“Pubblicai per primo Il cavallo rosso”
Cesare Cavalleri, critico letterario, giornalista e direttore delle edizioni Ares è stato tra i primi ad avere tra le mani il manoscritto de “Il cavallo rosso”. E’ stato il solo che ha accettato subito di pubblicarlo.
Come ha conosciuto Eugenio Corti?
“Era il 1974. Entrambi eravamo dirigenti del Comitato contro il referendum per il divorzio in Italia. L’ho conosciuto, dunque, mentre stava combattendo con me una battaglia civile. Allora io già conoscevo l’opera di Corti già pubblicata e lui mi disse che stava lavorando al ‘Cavallo rosso’”.
Che cosa le raccontava dell’opera?
“Sapevo che si trattava di un romanzo che cresceva di giorno in giorno. Quando incontrava un amico gli diceva “Ti ho messo nel mio romanzo”, e tutti, naturalmente, erano molto preoccupati di cosa potesse scrivere sul loro conto. Anche perché effettivamente nell’opera ci sono molti riferimenti a persone realmente vissute”.
Poi cosa avvenne?
“Una volta completato il manoscritto Corti lo presentò a Garzanti e ad altre importanti case editrici, ma nessuno lo volle pubblicare. Credo per due ragioni: da una parte i costi proibitivi di un romanzo di 1277 pagine, dall’altra una certa preclusione ideologica per un romanzo che era certamente controcorrente, soprattutto in quegli anni”.
Così Il cavallo rosso arrivò sul suo tavolo…

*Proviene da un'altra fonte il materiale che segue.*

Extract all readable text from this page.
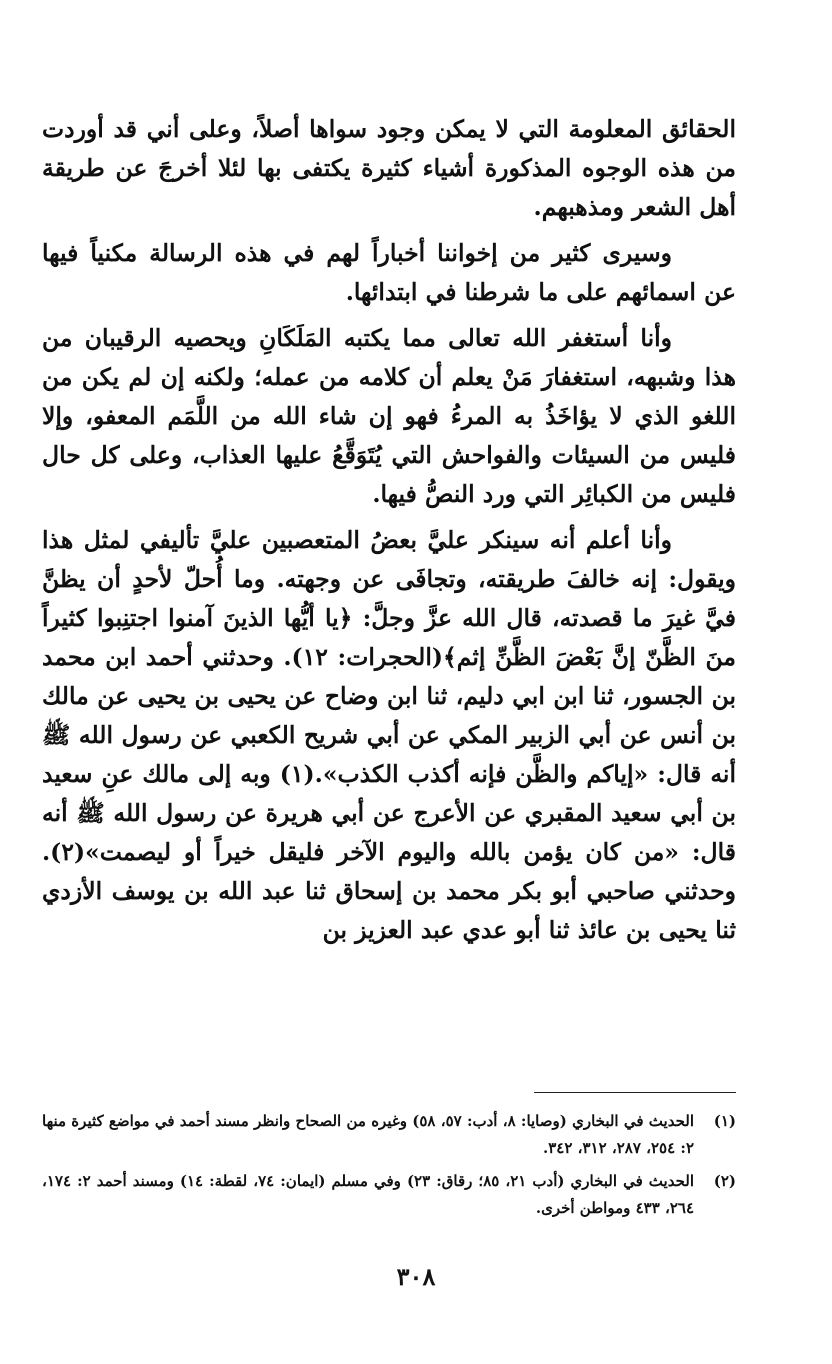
الحقائق المعلومة التي لا يمكن وجود سواها أصلاً، وعلى أني قد أوردت من هذه الوجوه المذكورة أشياء كثيرة يكتفى بها لئلا أخرجَ عن طريقة أهل الشعر ومذهبهم.

وسيرى كثير من إخواننا أخباراً لهم في هذه الرسالة مكنياً فيها عن اسمائهم على ما شرطنا في ابتدائها.

وأنا أستغفر الله تعالى مما يكتبه المَلَكَانِ ويحصيه الرقيبان من هذا وشبهه، استغفارَ مَنْ يعلم أن كلامه من عمله؛ ولكنه إن لم يكن من اللغو الذي لا يؤاخَذُ به المرءُ فهو إن شاء الله من اللَّمَم المعفو، وإلا فليس من السيئات والفواحش التي يُتَوَقَّعُ عليها العذاب، وعلى كل حال فليس من الكبائِر التي ورد النصُّ فيها.

وأنا أعلم أنه سينكر عليَّ بعضُ المتعصبين عليَّ تأليفي لمثل هذا ويقول: إنه خالفَ طريقته، وتجافَى عن وجهته. وما أُحلّ لأحدٍ أن يظنَّ فيَّ غيرَ ما قصدته، قال الله عزَّ وجلَّ: ﴿يا أيُّها الذينَ آمنوا اجتنِبوا كثيراً منَ الظَّنّ إنَّ بَعْضَ الظَّنِّ إثم﴾(الحجرات: ١٢). وحدثني أحمد ابن محمد بن الجسور، ثنا ابن ابي دليم، ثنا ابن وضاح عن يحيى بن يحيى عن مالك بن أنس عن أبي الزبير المكي عن أبي شريح الكعبي عن رسول الله ﷺ أنه قال: «إياكم والظَّن فإنه أكذب الكذب».(١) وبه إلى مالك عنِ سعيد بن أبي سعيد المقبري عن الأعرج عن أبي هريرة عن رسول الله ﷺ أنه قال: «من كان يؤمن بالله واليوم الآخر فليقل خيراً أو ليصمت»(٢). وحدثني صاحبي أبو بكر محمد بن إسحاق ثنا عبد الله بن يوسف الأزدي ثنا يحيى بن عائذ ثنا أبو عدي عبد العزيز بن

(١)
الحديث في البخاري (وصايا: ٨، أدب: ٥٧، ٥٨) وغيره من الصحاح وانظر مسند أحمد في مواضع كثيرة منها ٢: ٢٥٤، ٢٨٧، ٣١٢، ٣٤٢.
(٢)
الحديث في البخاري (أدب ٢١، ٨٥؛ رقاق: ٢٣) وفي مسلم (ايمان: ٧٤، لقطة: ١٤) ومسند أحمد ٢: ١٧٤، ٢٦٤، ٤٣٣ ومواطن أخرى.
٣٠٨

“Sì, e con le edizioni Ares fui molto felice di poterlo pubblicare. Per una piccola casa editrice come la nostra i costi fissi sono molto più bassi e siamo riusciti a metterlo sugli scaffali ad un prezzo ragionevole”.
Come fu accolto?
“Ci fu un grande interessamento della critica di parte cattolica, mentre la critica dei grandi quotidiani come Repubblica – per intenderci – non diedero grande spazio. Forse perché “Il cavallo rosso” deve essere letto per essere raccontato e molti critici si limitavano a leggere la quarta di copertina”.
Cosa fece allora conoscere l’opera di Corti?
“Ci fu una bella e lunga intervista su Famiglia Cristiana di Maria Grazia Cucco e poi ci fu un grande passaparola tra i lettori”.
E così siamo giunti alla venticinquesima edizione italiana e a tante traduzioni. Possiamo dire che Corti sia più conosciuto all’estero che in Italia?
“Sì, e questo potrebbe deporre a favore della candidatura al Nobel. In Francia, per esempio, è molto amato e Le Figaro ne ha fatto una presentazione splendida dimostrando una maggior apertura mentale rispetto ad altri giornali italiani”.
A quali traduzioni si sta lavorando?
“Il romanzo è stato tradotto in spagnolo, francese, americano, lituano, romeno e giapponese. Ora sta per essere pubblicata la versione olandese”.
La mancanza di una versione svedese potrà essere d’ostacolo per l’attribuzione del Nobel?
“Credo che con un piccolo sforzo potrebbero leggere la versione in americano. Se l’Accademia Svedese seguisse il criterio del merito per l’attribuzione del Nobel, Corti lo avrebbe. Purtroppo da Dario Fo in poi il Nobel è un riconoscimento un po’ beffardo. In ogni caso penso che la mobilitazione che è in atto sia un grande attestato di stima nei confronti di Corti da parte dei suoi lettori”.
Si parla sempre de “Il cavallo rosso” come del capolavoro di Corti, ma lei quali altre opere consiglierebbe di leggere?
“Oltre alle opere di guerra come ‘I più non ritornano’ e ‘Gli ultimi soldati del Re’ consiglio ‘Catone l’antico’ che per me è il secondo capolavoro di Corti,dopo Il cavallo rosso”.